The median age in the town was 41 years. 22.8% of residents were under the age of 18; 7.9% were between the ages of 18 and 24; 25.8% were from 25 to 44; 27.7% were from 45 to 64; and 15.9% were 65 years of age or older. The gender makeup of the town was 51.7% male and 48.3% female.

===2000 census===
As of the census of 2000, there were 217 people, 89 households, and 59 families living in the town. The population density was 826.0 PD/sqmi. There were 103 housing units at an average density of 392.1 /sqmi. The racial makeup of the town was 98.62% White, 0.46% African American, and 0.92% from two or more races.
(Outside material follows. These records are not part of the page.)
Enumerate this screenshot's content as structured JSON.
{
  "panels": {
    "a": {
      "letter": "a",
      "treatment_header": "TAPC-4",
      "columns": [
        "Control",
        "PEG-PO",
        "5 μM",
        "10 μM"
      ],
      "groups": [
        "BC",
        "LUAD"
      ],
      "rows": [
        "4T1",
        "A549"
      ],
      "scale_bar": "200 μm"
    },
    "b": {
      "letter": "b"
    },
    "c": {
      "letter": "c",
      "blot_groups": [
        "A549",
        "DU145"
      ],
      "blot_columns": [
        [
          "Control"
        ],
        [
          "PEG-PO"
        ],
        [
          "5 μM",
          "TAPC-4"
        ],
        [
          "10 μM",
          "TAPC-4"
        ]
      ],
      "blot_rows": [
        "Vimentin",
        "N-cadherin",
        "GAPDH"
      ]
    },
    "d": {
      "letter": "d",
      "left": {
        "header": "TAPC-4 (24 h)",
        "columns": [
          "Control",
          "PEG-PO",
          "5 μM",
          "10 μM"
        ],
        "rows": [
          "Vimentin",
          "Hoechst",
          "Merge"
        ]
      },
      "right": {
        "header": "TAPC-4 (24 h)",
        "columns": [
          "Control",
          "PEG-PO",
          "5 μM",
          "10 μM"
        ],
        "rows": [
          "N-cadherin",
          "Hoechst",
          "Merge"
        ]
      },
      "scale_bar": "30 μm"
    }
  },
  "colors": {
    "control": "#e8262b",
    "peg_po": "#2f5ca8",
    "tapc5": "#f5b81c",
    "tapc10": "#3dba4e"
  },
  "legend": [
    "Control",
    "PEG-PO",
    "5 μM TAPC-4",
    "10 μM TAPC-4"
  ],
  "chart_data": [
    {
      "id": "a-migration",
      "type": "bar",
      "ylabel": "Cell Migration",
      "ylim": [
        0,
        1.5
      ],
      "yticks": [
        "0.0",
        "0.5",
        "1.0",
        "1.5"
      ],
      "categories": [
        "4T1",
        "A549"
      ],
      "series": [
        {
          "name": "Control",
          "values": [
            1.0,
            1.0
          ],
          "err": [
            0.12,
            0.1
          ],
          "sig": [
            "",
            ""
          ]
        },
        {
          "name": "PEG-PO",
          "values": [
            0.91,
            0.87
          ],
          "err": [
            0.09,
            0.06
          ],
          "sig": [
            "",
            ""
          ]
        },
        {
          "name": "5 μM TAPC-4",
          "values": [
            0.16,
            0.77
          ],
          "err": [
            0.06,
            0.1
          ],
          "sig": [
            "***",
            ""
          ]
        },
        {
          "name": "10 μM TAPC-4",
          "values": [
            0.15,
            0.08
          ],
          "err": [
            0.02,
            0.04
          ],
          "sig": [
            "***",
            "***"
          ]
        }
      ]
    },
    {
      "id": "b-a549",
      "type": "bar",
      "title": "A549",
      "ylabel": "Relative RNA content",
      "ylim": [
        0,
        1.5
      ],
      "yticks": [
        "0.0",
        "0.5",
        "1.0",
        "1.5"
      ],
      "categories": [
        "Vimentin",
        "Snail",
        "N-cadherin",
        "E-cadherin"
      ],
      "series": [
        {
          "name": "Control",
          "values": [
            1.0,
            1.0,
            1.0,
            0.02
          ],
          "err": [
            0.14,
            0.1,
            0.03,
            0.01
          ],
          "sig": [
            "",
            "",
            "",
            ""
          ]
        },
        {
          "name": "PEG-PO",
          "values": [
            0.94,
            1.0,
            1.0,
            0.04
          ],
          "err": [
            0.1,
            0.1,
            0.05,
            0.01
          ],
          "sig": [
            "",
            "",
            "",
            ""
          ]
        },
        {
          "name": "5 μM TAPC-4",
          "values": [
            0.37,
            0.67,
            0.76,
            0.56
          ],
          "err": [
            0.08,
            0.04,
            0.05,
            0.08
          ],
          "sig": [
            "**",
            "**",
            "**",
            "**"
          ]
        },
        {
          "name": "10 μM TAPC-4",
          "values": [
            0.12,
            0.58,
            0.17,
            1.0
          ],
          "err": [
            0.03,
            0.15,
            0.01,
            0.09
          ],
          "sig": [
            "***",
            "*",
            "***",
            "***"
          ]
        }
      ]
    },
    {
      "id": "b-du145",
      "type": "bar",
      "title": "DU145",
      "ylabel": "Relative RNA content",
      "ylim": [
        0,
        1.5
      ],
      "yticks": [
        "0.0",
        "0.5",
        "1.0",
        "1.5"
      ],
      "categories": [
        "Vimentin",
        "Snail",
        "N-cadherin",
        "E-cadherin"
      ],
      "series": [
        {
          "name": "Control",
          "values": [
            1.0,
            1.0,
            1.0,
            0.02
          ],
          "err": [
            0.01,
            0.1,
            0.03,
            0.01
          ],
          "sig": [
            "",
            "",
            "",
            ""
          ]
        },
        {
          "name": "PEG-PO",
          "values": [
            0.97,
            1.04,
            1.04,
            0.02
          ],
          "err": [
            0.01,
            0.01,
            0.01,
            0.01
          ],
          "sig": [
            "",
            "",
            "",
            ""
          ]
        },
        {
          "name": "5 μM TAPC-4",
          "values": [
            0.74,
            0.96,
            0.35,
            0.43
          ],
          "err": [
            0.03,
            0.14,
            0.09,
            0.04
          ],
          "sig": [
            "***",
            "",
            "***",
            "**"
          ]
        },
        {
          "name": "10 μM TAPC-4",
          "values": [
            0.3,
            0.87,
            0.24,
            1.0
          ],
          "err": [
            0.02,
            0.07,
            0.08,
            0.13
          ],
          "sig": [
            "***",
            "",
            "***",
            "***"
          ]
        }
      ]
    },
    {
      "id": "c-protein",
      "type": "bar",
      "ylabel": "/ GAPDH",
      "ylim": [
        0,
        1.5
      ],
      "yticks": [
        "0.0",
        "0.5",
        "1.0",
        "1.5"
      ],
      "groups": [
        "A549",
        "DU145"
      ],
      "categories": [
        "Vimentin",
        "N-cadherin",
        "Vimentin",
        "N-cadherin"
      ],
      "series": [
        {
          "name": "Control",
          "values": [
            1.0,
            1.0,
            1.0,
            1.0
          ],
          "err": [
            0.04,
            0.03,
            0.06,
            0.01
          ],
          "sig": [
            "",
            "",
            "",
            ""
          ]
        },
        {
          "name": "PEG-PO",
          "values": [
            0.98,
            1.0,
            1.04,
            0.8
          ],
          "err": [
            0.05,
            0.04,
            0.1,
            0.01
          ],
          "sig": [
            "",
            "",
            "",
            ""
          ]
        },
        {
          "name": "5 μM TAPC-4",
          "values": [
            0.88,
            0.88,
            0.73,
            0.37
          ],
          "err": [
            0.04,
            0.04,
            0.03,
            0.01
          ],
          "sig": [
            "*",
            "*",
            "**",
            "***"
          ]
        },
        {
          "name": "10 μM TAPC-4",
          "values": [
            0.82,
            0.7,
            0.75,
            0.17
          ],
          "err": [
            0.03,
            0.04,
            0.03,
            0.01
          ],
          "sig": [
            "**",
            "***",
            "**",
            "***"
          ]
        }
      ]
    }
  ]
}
There were 89 households, out of which 31.5% had children under the age of 18 living with them, 48.3% were married couples living together, 15.7% had a female householder with no husband present, and 32.6% were non-families. 29.2% of all households were made up of individuals, and 12.4% had someone living alone who was 65 years of age or older. The average household size was 2.44 and the average family size was 3.00.

In the town, the population was spread out, with 23.5% under the age of 18, 8.8% from 18 to 24, 26.3% from 25 to 44, 28.6% from 45 to 64, and 12.9% who were 65 years of age or older. The median age was 40 years. For every 100 females, there were 104.7 males. For every 100 females age 18 and over, there were 97.6 males.

The median income for a household in the town was $24,375, and the median income for a family was $26,964. Males had a median income of $26,071 versus $13,125 for females. The per capita income for the town was $11,453. About 21.7% of families and 22.9% of the population were below the poverty line, including 21.7% of those under the age of eighteen and 20.8% of those 65 or over.